Return ratios now even more starkly in favour of ICICI Bank compared to HDFC Bank
ICICI Bank’s RoA profile is at 2.2%, which is much superior to HDFCBank’s.
- Nomura has said that the sharp uptick in NPAs in HDFC Ltd’s corporate loan book is a negative surprise.
- Motilal Oswal says HDFC Bank took higher general and contingent provisions at ₹3,900 crore and specific NPA provisions of ₹3,800 crore to maintain the strength of the merged entity’s balance sheet.
Shares of HDFC Bank have corrected from ₹1,661 on September 15 to ₹1,537 per share after the bank broke some bad news to analysts last week. To keep matters simple, there’s the first big takeaway – the returns ratios are now even more starkly in favour of ICICI Bank. There are several negatives that will impact the bank’s financial ratios, following the merger with HDFC Limited. For starters, the return on assets for the merged bank in 1QFY24 on a pro-forma basis is 1.9-2% compared with 2.1% for the standalone bank, says Yes Securities.
Analysts have cut earnings per share estimates of the bank, following the details the management shared. Nomura has cut EPS estimates by 5-9% over the FY24-25. This in turn will depress medium term RoA profile further 1.7-1.8% over FY24-26. In contrast, ICICI Bank’s RoA profile is at 2.2%, which is much superior to HDFC Bank’s. Analysts say that the RoA gap between the RoA profile of both banks is even starker now. In addition, due to the increase in liquidity post the merger, the bank’s net interest margin will also decline by 25-35 basis points. It will take 2-4 quarters to bring down the extra liquidity.

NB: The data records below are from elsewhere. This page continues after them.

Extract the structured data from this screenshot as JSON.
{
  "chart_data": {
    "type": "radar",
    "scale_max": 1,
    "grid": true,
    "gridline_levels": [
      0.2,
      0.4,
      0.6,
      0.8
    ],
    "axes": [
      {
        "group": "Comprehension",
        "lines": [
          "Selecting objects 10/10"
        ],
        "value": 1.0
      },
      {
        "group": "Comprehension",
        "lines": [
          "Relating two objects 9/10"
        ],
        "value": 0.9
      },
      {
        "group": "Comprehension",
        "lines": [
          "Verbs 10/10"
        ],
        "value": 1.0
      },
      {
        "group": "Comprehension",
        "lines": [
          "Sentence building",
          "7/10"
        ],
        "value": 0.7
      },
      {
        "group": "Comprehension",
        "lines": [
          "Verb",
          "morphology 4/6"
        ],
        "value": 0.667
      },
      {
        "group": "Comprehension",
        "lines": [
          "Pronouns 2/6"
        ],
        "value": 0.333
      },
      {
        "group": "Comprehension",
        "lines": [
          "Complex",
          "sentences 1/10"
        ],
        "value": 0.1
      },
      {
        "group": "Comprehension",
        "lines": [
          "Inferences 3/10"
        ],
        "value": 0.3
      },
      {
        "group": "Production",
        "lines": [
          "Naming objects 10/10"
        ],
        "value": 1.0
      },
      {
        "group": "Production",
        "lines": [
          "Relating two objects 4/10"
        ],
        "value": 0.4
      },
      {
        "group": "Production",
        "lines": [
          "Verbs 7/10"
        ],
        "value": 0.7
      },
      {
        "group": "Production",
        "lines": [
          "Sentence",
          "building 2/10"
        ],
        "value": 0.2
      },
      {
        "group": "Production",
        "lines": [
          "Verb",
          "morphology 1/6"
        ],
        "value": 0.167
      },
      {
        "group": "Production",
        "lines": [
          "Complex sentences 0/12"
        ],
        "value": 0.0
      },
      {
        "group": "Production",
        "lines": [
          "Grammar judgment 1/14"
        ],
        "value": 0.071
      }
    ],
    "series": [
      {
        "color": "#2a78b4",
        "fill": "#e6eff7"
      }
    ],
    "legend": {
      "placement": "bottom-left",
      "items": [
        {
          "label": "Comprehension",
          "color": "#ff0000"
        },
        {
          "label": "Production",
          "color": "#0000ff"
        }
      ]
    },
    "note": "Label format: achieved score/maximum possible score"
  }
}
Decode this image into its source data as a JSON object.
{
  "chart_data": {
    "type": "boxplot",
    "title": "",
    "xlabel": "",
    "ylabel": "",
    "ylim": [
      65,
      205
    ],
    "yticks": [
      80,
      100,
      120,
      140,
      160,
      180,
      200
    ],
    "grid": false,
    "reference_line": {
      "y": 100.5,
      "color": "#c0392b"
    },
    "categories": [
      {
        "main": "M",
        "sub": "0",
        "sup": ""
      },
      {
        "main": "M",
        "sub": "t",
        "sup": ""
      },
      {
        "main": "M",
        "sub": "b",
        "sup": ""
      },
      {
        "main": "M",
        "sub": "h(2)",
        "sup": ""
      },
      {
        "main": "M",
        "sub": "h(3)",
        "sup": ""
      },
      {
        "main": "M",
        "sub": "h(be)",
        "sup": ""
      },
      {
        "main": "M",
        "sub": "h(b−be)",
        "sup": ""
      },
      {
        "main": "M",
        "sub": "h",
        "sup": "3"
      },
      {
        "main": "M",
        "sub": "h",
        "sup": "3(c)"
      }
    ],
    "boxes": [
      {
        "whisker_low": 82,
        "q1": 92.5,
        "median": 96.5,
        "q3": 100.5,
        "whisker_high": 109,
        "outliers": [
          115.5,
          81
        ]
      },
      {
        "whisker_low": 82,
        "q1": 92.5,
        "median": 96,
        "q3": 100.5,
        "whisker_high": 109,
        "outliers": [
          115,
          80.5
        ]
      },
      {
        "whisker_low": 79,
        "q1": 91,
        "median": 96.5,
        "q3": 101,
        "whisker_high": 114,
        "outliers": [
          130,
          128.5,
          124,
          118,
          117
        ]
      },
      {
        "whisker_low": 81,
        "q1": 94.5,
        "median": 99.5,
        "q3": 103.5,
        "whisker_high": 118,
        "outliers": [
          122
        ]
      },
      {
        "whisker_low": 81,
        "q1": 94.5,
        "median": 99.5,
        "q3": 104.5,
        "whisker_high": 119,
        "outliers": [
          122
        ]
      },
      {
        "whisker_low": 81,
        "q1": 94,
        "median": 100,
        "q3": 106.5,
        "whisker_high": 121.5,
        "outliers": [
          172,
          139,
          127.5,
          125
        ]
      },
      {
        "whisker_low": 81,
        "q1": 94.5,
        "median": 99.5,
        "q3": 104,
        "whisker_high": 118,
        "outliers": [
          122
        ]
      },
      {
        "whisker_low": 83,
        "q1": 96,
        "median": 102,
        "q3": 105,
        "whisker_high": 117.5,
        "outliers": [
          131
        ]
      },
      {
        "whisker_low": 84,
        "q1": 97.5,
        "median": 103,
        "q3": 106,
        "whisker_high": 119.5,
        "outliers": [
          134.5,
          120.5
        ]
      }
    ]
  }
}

There are other negatives too for HDFC Bank, after the merger. The adjustment to the bank’s net worth after the merger will have a negative 4% impact over FY24 on the book value per share (BVPS). What will also negatively impact the bank’s overall ratios is the bad loan book of HDFC. Nomura has said that the sharp uptick in NPAs in HDFC Ltd’s corporate loan book is a negative surprise. Not surprising that the Japanese investment bank has downgraded the stock to neutral and cut target price by 9% to ₹1,800 (from Rs 1,970). “While we fully appreciate the strength of the franchise, we struggle to see upside over the next 12 months on the back of RoA and loan growth pressures.”
The rise in the ratio of non-performing assets (NPA), following the merger, is also a key negative. After the merger has become effective from 1 July, HDFC Bank’s gross NPA ratio will rise to 1.4% from 1.2% before the merger, while net NPA ratio will rise from 0.3% to 0.4% (0.37%). As a consequence, the bank’s provision coverage ratio will decline from 75% to 74%. Contingent and floating provisions will remain stable at 0.7%. Total provisions have risen from 2.0% to 2.2% of advances.
HDFC Bank’s CEO Sashidhar Jagdishan has explained this deterioration in bad loan ratios to analysts. In an interaction with Motilal Oswal Financial Services, Jagdishan has said that the bank took higher general and contingent provisions at Rs 3900 crore and specific NPA provisions of Rs 3800 crore to maintain the strength of the merged entity’s balance sheet. These additional provisions do not reflect any change in the underlying asset quality, say analysts.
Additionally, HDFC Bank is looking to double the balance sheet in four years and believes that the loan growth momentum will sustain. Aggressive branch mobilisation will also help in garnering more low cost deposits. HDFC Bank’s top brass believes that the new branches are on track to meet business goals. The 500 branches of HDFC Limited will also be scaled up over the next one year.